Genetic Appointment

We had Ryan's genetic appointment today and it went very well. Ryan has improved greatly over the last few months and even weeks. A family history was done and then she did a physical exam on Ryan. She asked us "why we were there" We had been told by the neurologist and rehab doctors that we should really get genetic testing done. The geneticist said that Ryan has "out grown" his hypotonia- although feels that he probably did not have this to begin with. Ryan is flexible and the geneticist feels that Ryan actually has some mild connective tissue problem and that is what we are seeing with his walking. She told us that she feels "Ryan had a bad illness" and suffered side effects from that. The physical therapy has helped Ryan "rehab" from it and this is why we have seen such an improvement in him. I have always questioned if something happened after Ryan's 3rd seizure. So we did not do any genetic testing- lab work on Ryan. He will need an ECHO- ultrasound of his heart in the future (will be planning on Aug) to make sure his connective tissue problem has not effected his heart.

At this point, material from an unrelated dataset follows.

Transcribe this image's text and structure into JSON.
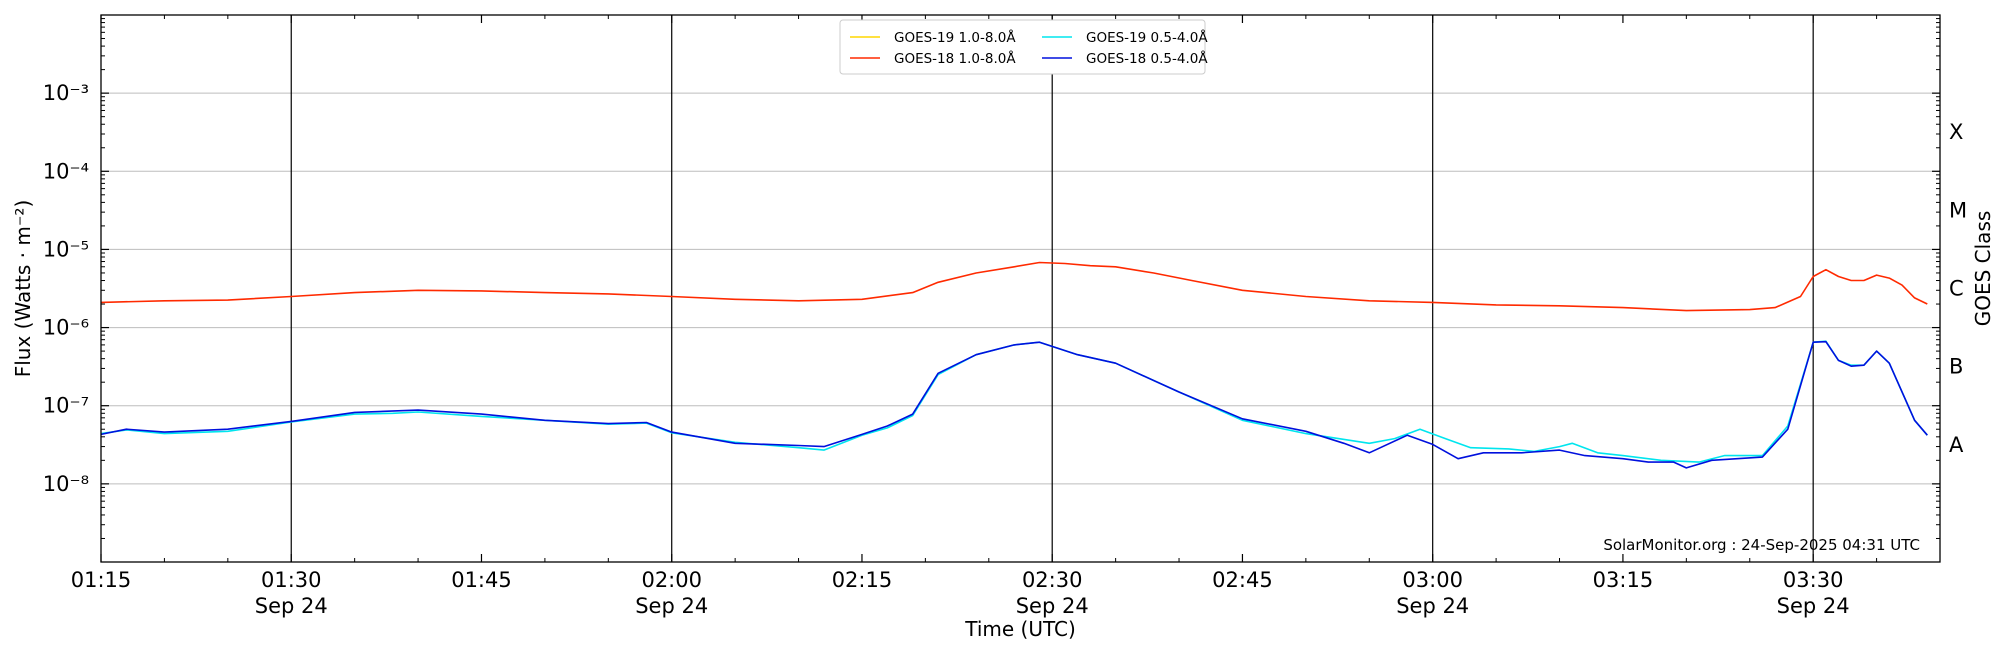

If it is normal, we will not being having any more appointments. If it is even on the higher side of normal, we will go back to the geneticist to look more at his connective tissue problem. We are very happy with this appointment. Ryan is neurologically on track and a smart kid. She told us that he is a "normal" 3 year old and to start treating him that way. We have found that the doctors and us have been over analyzing everything and anything about Ryan. SO, we are moving on- the past is the past! I am thinking about cancelling his OT eval, wondering if we have noticed sensory things that really aren't a problem as much as we have paid attention too. He will soon get his 6 month eval from PT. I am thinking he will have less or no PT after that. It is a relief for us.